Now we’re faced with an administration that argues that anything that mentions black, Hispanic or non-white history needs to be ignored or erased. They’re using the threat of withholding government funding as the stick. While this will initially hit educational institutions and museums, this angry advocacy will have a chilling effect on a great many gate keepers who, quiet as kept, were never truly comfortable pushing diverse programming. Moreover, as we’ve already seen, the streaming and tech billionaires who control so much media are either hostile to the black image or have no emotional commitment to it. In many ways this hostile environment echoes the world before the civil rights movement, where any acknowledgment of black humanity was a cause of hand wringing and racist backlash. Can the populist right wing really erase all the gains that have been made? No. But that doesn’t mean they aren’t gonna try to bully and coerce as many gatekeepers as possible, using the Federal Communications Commission and the Fox bully pulpit, to put pressure on folks who green light the content we consume.

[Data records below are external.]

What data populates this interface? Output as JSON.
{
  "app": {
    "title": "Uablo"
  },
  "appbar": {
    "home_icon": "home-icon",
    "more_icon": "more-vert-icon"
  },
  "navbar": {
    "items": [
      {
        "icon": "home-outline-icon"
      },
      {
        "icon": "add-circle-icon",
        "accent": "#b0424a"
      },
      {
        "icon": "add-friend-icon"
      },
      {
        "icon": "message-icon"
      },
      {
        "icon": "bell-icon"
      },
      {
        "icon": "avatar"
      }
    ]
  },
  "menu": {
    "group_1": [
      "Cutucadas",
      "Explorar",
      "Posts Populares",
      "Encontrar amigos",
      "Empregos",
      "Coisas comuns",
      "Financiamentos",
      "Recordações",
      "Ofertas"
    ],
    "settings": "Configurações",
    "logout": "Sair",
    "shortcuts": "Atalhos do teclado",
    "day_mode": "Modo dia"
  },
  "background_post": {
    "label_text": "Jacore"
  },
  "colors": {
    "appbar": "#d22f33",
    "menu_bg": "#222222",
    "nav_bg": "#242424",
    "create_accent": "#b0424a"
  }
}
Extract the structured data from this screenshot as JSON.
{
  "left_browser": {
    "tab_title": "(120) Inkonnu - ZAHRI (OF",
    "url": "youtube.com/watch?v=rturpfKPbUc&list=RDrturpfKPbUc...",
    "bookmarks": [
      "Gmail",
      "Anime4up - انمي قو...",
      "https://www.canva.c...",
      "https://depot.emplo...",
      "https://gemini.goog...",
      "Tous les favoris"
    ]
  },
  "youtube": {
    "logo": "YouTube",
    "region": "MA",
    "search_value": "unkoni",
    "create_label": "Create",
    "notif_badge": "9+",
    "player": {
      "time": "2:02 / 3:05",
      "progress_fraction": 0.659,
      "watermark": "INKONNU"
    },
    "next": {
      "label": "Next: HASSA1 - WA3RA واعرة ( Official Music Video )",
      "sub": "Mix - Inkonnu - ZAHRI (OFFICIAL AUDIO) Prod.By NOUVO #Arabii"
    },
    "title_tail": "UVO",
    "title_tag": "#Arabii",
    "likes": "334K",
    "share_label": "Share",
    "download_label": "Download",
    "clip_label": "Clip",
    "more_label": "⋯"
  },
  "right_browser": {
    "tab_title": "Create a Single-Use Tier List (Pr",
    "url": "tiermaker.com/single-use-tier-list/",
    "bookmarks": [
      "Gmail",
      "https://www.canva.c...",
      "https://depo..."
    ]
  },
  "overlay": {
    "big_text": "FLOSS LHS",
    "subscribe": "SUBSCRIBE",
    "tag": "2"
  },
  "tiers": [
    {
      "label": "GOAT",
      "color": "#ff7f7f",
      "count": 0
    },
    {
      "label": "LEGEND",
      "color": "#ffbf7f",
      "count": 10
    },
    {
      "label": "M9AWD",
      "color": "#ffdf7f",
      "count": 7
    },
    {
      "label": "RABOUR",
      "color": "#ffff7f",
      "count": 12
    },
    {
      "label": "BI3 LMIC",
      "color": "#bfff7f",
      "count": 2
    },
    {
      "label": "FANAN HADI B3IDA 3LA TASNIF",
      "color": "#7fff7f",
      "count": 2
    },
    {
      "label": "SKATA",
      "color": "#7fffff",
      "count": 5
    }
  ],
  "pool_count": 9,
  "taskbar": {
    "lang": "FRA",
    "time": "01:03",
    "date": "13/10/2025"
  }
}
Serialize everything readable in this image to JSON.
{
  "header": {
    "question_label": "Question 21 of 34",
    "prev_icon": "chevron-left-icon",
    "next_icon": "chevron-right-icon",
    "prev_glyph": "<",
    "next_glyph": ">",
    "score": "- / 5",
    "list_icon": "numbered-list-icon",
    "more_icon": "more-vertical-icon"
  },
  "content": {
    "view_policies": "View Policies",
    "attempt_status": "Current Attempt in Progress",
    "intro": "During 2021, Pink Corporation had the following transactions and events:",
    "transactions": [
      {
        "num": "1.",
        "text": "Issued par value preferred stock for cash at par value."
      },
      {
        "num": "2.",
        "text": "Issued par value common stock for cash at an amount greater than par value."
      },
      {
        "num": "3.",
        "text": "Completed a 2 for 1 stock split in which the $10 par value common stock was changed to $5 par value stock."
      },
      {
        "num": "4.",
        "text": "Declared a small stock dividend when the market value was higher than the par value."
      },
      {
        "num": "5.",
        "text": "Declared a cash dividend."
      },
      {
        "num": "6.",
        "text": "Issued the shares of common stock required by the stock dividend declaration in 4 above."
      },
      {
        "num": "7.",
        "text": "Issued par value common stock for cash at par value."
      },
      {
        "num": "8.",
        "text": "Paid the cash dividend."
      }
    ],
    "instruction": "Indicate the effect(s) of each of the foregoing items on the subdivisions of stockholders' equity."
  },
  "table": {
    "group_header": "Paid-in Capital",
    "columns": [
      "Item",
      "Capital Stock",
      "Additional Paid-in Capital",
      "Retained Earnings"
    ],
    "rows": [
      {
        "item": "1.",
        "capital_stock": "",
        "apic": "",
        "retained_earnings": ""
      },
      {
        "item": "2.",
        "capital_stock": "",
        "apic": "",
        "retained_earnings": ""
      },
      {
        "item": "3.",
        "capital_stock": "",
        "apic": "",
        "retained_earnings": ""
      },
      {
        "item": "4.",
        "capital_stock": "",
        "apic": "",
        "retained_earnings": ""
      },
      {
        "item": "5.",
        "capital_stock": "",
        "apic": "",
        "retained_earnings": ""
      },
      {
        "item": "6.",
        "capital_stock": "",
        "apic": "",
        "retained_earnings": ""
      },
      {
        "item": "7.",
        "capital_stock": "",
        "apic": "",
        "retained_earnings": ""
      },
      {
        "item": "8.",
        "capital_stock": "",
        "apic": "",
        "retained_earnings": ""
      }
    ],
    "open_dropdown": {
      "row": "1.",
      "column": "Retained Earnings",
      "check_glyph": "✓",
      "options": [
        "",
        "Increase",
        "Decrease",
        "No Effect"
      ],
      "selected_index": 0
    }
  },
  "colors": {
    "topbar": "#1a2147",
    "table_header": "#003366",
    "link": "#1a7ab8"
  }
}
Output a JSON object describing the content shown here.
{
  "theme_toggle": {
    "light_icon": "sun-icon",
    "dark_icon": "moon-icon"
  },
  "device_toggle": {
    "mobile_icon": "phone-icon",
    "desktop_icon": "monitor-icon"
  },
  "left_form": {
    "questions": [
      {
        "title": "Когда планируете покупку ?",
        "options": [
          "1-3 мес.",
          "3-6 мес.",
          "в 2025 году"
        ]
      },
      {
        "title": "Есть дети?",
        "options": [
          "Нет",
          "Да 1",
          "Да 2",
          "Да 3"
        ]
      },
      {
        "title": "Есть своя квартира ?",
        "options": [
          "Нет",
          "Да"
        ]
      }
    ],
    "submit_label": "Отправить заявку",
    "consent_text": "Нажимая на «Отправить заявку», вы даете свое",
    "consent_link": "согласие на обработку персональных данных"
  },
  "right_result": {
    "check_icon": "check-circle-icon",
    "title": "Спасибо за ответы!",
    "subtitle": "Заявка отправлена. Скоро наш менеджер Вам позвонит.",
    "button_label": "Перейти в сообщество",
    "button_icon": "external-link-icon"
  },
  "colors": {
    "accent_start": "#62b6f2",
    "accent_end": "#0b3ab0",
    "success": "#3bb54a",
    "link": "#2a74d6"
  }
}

Despite the happy faces on the NAACP Image awards stage this weekend, there’s no question we’re facing a serious ideological battle over history and what constitutes an American. Make no mistake every movie or TV show that offers an affirmative vision of a color blind country will be attacked from the White House and the minions of white supremacy. I do expect some retrenchment from the mainstream media. That said, every story told, every image projected and every hero elevated is now part of a media war that will define who we are as citizens of America and of this planet. But its not like black stories have ever had wide distribution without social agitation pushing them forward. To paraphrase the late great photographer/ filmmaker Gordon Parks, “My camera is a weapon.”